San Francisco Has Needed This for a Long Time: a ‘Hill Mapper’
John Metcalfe | The Atlantic | August 6, 2013 | link
There’s much to love about San Francisco – great food, gorgeous parks, tolerant people – and much to despise, like the infernal rents and the way nobody seems to pick up dog poop. Perhaps highest on the hate list for many locals, however, are the number of hills, awful, ridiculously steep mini-mountains that can turn a novice’s legs into wiggly spaghetti.
Everybody has their own approaches to dealing with the seven major hills and 40-or-so demi-humps that protrude from the city’s 7-by-7 mile plat. Some tough it out and subsequently grow calve muscles the size of cantaloupes. Others go great lengths to dodge them, doubling their travel time and looking from above like aimless, addled ants. The more extreme hill-loathers will only rent homes in flat neighborhoods or, as is the case with somebody I know, have a friend physically push them up inclines with a gentle hand on the back.
Bicyclists, who research has suggested would often go a mile out of their way instead of pedaling up a 100-foot climb, have long had a way of avoiding the more annoying hills. It’s called the Wiggle, a 1-mile path from Market Street to Golden Gate Park that never gets above 6 degrees in elevation. But for pedestrians it’s often a matter of intimately learning the city’s curves and slopes or else carrying around crumpled, topographic maps printed out from the U.S. Geological Survey, like some kind of foreign explorer. (You could also use your eyes to judge the best route, of course, but this city has a weird way of trapping you in corrals of hills that require strenuous effort or tedious backtracking.) That’s why Sam Maurer should be hailed as a local hero: The U.C. Berkeley student has created perhaps the best-yet way to navigate this lumpiest of burgs, the “Hill Mapper of San Francisco.”

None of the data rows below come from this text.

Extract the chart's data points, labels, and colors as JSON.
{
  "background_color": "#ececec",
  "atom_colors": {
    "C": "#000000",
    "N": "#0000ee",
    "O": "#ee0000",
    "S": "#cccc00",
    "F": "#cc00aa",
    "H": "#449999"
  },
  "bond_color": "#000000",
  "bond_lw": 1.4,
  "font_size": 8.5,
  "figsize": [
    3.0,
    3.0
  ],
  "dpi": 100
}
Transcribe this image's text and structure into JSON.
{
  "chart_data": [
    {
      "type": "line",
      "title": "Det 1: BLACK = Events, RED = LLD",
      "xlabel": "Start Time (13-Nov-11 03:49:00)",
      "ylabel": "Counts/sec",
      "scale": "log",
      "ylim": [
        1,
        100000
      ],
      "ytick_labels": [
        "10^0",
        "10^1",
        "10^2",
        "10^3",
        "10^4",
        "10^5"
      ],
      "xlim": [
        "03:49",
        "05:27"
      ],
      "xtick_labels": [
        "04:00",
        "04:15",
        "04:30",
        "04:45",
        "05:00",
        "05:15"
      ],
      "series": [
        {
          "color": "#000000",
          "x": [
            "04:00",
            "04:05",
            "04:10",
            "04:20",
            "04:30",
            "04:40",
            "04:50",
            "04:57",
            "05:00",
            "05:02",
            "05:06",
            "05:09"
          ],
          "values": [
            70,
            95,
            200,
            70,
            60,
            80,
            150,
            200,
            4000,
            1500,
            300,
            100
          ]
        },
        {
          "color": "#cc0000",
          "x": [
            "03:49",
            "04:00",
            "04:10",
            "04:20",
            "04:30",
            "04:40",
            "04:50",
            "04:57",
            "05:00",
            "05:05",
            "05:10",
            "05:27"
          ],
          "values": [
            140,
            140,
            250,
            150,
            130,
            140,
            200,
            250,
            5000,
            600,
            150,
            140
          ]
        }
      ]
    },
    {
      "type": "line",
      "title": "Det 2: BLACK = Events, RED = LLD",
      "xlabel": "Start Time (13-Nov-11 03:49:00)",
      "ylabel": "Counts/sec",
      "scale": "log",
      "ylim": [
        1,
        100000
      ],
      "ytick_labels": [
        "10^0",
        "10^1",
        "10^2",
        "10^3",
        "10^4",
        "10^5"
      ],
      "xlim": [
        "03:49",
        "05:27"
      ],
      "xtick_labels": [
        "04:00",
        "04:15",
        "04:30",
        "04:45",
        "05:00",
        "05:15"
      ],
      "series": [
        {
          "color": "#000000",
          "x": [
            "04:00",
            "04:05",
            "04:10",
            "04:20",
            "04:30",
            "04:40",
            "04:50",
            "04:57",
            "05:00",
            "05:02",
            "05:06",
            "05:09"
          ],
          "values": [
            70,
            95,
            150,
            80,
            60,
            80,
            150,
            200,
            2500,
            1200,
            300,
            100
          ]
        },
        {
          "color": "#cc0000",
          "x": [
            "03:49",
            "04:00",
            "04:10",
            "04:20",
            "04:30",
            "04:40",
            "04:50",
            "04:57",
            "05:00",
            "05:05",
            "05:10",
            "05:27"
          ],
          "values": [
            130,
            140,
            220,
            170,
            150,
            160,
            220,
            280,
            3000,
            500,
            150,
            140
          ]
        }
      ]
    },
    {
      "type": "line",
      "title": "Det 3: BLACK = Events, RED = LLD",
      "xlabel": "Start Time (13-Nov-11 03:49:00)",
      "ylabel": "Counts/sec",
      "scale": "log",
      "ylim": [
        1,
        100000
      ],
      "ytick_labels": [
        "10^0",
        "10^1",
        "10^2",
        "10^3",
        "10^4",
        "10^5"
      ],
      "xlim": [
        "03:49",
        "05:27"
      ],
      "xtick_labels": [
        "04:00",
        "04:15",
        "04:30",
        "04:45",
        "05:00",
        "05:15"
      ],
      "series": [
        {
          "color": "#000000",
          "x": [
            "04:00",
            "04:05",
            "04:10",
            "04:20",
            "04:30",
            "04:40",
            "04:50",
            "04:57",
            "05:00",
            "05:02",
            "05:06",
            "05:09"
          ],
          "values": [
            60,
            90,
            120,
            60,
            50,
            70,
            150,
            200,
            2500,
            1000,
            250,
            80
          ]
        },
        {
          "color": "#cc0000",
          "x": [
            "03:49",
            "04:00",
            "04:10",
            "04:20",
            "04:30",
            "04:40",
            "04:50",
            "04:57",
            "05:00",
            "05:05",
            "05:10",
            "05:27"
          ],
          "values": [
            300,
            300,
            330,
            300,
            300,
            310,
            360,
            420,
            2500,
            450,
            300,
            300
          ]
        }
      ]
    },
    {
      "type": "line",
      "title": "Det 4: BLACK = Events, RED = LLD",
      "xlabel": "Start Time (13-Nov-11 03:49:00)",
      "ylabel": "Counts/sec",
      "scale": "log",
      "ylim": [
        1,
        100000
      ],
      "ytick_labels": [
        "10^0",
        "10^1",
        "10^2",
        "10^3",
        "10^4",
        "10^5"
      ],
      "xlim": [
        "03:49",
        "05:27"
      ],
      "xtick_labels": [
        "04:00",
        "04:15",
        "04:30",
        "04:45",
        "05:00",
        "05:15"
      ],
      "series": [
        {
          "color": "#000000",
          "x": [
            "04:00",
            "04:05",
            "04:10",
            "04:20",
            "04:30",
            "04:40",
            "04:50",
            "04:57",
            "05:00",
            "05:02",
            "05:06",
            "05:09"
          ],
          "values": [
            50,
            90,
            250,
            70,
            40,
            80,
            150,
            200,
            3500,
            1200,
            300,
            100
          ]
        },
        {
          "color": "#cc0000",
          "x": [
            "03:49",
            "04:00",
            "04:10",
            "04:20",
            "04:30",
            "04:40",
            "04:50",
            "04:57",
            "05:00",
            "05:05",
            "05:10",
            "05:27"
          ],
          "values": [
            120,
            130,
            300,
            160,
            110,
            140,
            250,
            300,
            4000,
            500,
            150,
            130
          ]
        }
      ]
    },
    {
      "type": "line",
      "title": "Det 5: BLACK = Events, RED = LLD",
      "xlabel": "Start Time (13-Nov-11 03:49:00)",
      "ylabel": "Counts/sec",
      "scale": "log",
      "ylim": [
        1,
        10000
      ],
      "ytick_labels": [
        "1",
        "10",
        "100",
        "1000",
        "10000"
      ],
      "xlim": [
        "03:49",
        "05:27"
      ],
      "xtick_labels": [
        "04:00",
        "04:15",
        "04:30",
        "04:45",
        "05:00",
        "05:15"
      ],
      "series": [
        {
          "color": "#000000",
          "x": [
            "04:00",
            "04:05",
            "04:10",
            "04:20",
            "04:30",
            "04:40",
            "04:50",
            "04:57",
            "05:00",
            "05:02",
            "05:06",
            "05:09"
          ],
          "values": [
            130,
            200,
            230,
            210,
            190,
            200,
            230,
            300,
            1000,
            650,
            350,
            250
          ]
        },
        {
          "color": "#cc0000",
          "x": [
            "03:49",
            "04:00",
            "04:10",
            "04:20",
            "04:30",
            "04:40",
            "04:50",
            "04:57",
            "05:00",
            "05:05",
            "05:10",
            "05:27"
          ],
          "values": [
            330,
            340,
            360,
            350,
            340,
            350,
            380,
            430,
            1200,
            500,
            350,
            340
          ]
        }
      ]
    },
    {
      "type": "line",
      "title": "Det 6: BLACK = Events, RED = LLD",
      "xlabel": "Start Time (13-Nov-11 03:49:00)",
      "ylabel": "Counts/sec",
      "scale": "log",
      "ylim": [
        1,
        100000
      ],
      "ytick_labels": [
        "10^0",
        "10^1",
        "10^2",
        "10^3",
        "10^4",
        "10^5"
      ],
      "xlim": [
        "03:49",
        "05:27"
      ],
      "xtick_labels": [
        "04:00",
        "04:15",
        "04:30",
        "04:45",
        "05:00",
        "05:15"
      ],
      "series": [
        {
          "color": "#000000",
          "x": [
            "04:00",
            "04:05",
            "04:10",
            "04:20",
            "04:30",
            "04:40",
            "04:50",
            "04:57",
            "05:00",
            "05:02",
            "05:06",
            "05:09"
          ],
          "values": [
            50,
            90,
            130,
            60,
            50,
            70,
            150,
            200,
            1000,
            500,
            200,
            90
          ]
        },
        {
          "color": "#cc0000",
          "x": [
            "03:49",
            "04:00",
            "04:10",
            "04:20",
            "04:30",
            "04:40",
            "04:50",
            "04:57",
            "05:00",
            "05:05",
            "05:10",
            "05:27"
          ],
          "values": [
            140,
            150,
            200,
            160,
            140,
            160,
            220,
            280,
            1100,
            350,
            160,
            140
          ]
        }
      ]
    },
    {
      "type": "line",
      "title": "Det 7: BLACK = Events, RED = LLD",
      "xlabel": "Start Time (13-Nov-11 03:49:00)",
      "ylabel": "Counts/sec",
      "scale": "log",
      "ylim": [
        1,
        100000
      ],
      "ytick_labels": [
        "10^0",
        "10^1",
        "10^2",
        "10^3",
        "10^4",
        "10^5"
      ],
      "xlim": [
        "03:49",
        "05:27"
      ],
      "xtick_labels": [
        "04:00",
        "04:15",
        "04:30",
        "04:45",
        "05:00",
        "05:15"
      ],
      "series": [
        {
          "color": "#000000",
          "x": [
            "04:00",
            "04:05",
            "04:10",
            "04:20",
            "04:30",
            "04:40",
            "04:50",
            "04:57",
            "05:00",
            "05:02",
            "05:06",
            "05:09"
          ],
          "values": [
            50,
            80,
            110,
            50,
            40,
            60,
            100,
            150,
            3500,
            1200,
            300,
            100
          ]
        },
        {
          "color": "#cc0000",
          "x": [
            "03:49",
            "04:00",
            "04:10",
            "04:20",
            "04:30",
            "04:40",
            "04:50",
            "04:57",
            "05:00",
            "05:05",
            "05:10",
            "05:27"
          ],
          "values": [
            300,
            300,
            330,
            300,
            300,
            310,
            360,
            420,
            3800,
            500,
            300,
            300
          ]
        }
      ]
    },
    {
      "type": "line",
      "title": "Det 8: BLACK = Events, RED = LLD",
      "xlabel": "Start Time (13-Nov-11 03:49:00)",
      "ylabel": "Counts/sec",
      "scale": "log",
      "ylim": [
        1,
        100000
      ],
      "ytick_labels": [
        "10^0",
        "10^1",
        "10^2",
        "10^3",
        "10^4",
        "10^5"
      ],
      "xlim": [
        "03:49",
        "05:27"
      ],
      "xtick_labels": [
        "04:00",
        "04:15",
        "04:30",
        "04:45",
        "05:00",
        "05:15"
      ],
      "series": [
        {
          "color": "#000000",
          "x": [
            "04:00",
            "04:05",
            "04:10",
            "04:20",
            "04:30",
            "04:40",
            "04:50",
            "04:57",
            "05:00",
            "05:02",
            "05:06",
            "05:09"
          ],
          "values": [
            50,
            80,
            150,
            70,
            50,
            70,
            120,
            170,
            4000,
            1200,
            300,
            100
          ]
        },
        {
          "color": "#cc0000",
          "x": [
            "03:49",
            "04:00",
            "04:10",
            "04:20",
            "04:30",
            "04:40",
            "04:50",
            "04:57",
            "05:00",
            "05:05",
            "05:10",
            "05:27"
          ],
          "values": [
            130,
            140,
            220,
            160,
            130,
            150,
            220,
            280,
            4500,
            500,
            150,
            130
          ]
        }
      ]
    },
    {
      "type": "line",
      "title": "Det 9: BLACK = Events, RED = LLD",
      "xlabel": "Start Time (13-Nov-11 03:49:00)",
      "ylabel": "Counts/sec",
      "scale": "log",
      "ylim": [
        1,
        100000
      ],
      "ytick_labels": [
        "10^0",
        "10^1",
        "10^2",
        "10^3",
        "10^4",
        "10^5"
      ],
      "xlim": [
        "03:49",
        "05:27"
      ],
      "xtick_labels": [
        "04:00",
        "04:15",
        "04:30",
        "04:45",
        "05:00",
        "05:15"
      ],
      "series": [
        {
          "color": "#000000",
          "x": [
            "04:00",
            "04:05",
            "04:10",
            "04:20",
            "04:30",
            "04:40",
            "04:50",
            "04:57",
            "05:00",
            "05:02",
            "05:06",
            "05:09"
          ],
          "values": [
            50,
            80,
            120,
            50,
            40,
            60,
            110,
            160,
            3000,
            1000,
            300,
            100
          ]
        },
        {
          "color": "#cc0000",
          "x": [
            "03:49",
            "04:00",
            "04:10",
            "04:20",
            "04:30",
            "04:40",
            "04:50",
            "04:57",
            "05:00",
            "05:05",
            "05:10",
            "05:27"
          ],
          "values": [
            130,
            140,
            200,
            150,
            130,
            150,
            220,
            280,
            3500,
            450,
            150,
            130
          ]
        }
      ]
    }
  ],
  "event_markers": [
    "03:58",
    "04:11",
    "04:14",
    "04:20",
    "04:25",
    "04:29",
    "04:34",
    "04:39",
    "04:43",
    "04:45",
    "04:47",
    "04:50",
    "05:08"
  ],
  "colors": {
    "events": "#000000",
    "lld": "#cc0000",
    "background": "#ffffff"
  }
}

“Two years ago I moved to San Francisco. Whenever I take long weekend walks around the city, I wish I had a map of where the hills are,” Maurer says via email. “One day while walking it occurred to me that the beauty of digital maps is that they can adapt based on your actual location – so I could make a map that showed not only how steep the streets were, but whether they’d be going uphill or downhill when you got there.”